There's no scientific evidence that bone broth actually has health benefits (eating 'preformed' collagen does not translate directly into collagen in our own bodies, that's not how it works) and it may actually have some harmful effects, since bones store heavy metals. If you want to boost collagen, eat more citrus fruit, kiwis, and red bell peppers, as your body needs vitamin C to make its own collagen. If you want gut healing, talk to your health care provider about supplements such as l-glutamine which may help to heal the gut lining (always check with your healthcare provider before starting new supplements!). And if you're looking for something high in minerals, try veggie broth as this is much higher in nutrients and minerals than bone broth (without the risks!). Check out this article for an overview of why bone broth may not be all it's cracked up to be: https://nutritionstudies.org/drinking-bone-broth-is-it-beneficial-or-just-a-fad/


2. Drinking matcha instead of coffee


Sorry, I just don't like matcha! If you like the taste, have at it! I wish I liked it... but I'm happy to stick with my coffee, which is not necessarily unhealthy, as long as you have the gene to metabolise it (I can fall asleep straight after a double espresso, so I assume I probably have the gene!).


If you're struggling with adrenal fatigue, or are experiencing a lot of stress and anxiety, however, then I wouldn't recommend caffeine.
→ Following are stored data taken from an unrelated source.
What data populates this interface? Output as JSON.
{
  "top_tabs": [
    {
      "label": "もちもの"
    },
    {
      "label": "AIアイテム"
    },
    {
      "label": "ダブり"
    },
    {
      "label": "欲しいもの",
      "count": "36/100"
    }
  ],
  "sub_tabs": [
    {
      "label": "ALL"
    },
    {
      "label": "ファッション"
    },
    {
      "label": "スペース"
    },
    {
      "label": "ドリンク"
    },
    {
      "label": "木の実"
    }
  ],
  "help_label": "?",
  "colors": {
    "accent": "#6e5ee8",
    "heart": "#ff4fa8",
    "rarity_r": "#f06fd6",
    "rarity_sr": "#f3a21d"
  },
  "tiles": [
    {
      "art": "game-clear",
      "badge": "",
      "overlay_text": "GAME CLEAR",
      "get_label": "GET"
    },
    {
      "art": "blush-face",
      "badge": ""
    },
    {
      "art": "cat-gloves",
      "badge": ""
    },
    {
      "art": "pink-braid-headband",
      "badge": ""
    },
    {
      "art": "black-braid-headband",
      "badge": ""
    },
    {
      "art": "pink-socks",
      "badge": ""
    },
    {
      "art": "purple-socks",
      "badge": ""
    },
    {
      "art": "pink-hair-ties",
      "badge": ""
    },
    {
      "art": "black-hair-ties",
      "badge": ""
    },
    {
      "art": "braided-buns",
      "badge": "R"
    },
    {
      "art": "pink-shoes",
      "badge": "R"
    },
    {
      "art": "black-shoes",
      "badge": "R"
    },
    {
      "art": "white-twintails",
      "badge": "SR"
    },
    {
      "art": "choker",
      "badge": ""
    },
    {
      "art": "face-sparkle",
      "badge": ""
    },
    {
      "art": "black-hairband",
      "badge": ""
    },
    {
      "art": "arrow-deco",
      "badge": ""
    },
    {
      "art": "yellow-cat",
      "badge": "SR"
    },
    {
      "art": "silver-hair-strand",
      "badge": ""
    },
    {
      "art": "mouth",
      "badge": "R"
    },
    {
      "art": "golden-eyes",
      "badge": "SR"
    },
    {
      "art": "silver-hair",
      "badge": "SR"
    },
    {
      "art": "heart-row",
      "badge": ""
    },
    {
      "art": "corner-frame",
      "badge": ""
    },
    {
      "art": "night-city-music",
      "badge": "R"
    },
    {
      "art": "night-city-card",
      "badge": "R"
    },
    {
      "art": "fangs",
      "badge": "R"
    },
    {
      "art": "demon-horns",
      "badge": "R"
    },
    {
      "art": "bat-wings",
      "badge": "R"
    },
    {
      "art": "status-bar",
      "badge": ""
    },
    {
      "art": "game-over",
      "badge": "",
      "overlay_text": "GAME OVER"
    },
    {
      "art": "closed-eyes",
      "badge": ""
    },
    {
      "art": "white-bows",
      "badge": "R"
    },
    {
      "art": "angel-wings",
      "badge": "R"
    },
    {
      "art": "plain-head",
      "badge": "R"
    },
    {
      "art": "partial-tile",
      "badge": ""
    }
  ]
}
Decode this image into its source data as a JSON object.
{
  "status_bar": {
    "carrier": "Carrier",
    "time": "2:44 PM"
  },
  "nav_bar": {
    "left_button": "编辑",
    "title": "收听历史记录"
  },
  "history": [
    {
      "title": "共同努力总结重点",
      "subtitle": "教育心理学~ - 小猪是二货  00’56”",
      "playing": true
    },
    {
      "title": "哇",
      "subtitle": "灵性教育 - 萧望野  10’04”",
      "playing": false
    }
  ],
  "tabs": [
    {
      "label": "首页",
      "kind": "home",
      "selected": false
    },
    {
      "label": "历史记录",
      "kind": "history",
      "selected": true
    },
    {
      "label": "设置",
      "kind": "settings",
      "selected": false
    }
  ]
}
I also don't recommend it for women struggling with fertility or who are pregnant (while the advice on avoiding caffeine during pregnancy is controversial, studies suggest that 3 or more cups a day increases miscarriage rate (potentially by 74%) so I would say it's not worth the risk). Some people can also experience stomach upset with too much caffeine.


Having said that, coffee also contains antioxidants and studies on longevity suggest that it can be part of a healthy diet, but I would never go above 3 cups of coffee a day (maximum), and also never have coffee after 2pm (12pm for some people), because, even if you don't feel its effects, it has a long half-life in the body, so you want to make sure you've cleared it all out your system well before bed.


3. Only eating savoury, protein-heavy foods for breakfast (and demonising oatmeal!)


What is this fear of oats I keep seeing online?! Did someone get attacked by an oat kernel?! In all seriousness, this seems to be due to a fundamental misunderstanding of carbohydrates, insulin, and blood sugar levels. Good quality carbs are essential to good health and shouldn't be feared. Oats are a complex carb, which is a fantastic choice for breakfast. So having a 'sweet'-tasting breakfast, such as oatmeal with fruit is not the same as having 'sweets' or (refined) sugar for brekkie. You don't need to only eat savoury-tasting food to be healthy!


4. Going to the gym 6x or 7x a week


Going to the gym 6 times a week, or working out every single day, seems a little excessive to me. I'm not a PT, but your body needs time to recover, and, especially for women, over-exercising can contribute to amenorrhea (losing your period) and hormone imbalance. It obviously depends on your body type, goals, and the type of exercise you're doing, but don't feel bad if you're not exercising every single day (although gentle daily movement is good and should be encouraged, but it doesn't need to look like a 'proper' workout, it could just be going for a walk, taking the stairs instead of the lift, housework, stretching, etc.).


5. Getting up at 5am to start your morning routine


Don't get me wrong, I love a good morning routine, and I think it can be really helpful to set you up for a good day, put you in a good headspace, and instil healthy habits. But sleep is arguably more important (especially for hormone health)! So don't sacrifice sleep for getting up early just because you feel you should, or because you feel lazy compared to every social media influencer! You certainly would not find me anywhere other than in bed at 5am! A good morning routine doesn't need to take hours and hours (although some people do thrive with this extra time) and this is not sustainable for many people. Find the habits that have the most impact for you (your non-negotiables) and focus on those. Even 2 minutes of breathing is better than none, so don't feel you need to do 20 minutes of everything (breathwork, meditation, journalling, etc) in order to make it count.